Sony suspended its online games in early May "until we could verify their security," the company said. This came after it learned attackers had gotten access to more than 70 million account identities on its PlayStation Network and Qriocity services, followed by a second disclosure that 24.5 million additional user accounts had been compromised in mid-April. That second breach hit Sony Online Entertainment division systems; SOE is best known for its massively multiplayer games, including EverQuest II and Clone Wars Adventures.
Sony said it initially thought SOE customer data hadn't been stolen in the attacks. Information affected may include a user's name, address, email, gender, birth date, and phone number, as well as login name and a hashed password.
And, in a warning to companies that don't have solid data-deletion practices, Sony said hackers may have nabbed some credit card data from "an outdated database from 2007" containing about 12,700 credit or debit card numbers and expiration dates and 10,700 direct-debit records listing bank account numbers.

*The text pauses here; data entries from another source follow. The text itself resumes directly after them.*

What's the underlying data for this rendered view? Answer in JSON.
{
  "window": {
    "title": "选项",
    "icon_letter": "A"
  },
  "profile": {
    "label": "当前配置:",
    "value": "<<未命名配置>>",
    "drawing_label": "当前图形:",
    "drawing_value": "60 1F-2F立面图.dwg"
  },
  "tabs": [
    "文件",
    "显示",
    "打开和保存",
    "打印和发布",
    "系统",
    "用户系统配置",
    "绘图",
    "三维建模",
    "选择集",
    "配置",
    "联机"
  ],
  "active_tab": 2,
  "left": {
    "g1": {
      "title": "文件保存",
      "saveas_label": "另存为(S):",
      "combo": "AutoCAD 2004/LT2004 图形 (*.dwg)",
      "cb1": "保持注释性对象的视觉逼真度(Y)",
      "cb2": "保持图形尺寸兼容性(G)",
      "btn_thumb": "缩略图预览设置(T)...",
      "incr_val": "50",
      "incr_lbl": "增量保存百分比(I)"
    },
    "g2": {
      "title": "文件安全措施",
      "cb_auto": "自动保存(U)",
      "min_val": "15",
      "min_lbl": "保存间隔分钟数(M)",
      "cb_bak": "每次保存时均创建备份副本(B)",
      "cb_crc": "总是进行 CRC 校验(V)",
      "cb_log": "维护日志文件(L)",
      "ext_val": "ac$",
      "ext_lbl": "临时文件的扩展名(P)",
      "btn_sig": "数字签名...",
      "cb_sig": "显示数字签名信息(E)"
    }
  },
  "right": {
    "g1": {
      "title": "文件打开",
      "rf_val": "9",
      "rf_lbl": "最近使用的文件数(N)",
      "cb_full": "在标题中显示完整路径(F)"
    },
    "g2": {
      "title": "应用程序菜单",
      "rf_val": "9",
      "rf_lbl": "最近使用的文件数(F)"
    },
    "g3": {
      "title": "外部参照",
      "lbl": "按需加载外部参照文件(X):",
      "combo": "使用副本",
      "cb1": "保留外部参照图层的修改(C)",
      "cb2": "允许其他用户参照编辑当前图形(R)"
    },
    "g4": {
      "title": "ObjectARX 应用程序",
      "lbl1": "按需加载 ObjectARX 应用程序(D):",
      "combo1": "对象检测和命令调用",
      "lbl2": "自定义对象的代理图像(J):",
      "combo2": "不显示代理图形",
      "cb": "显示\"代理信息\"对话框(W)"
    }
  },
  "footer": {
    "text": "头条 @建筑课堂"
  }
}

Sony protected the passwords that were stolen using "a cryptographic hash function," not encryption, a problem because hashing can have limits. Earlier this year, for example, to demonstrate weaknesses in the SHA1 secure hash algorithm, German security researcher Thomas Roth rented $2.10 of computing power from Amazon's EC2 cloud to crack 14 SHA1 hashes.
The fallout from attackers getting user names and passwords may be significant since many people use the same credentials on multiple sites, including banking sites. Another worry is that the data may end up built into a botnet, which could use stolen but legitimate credentials to bypass spam filters and security defenses.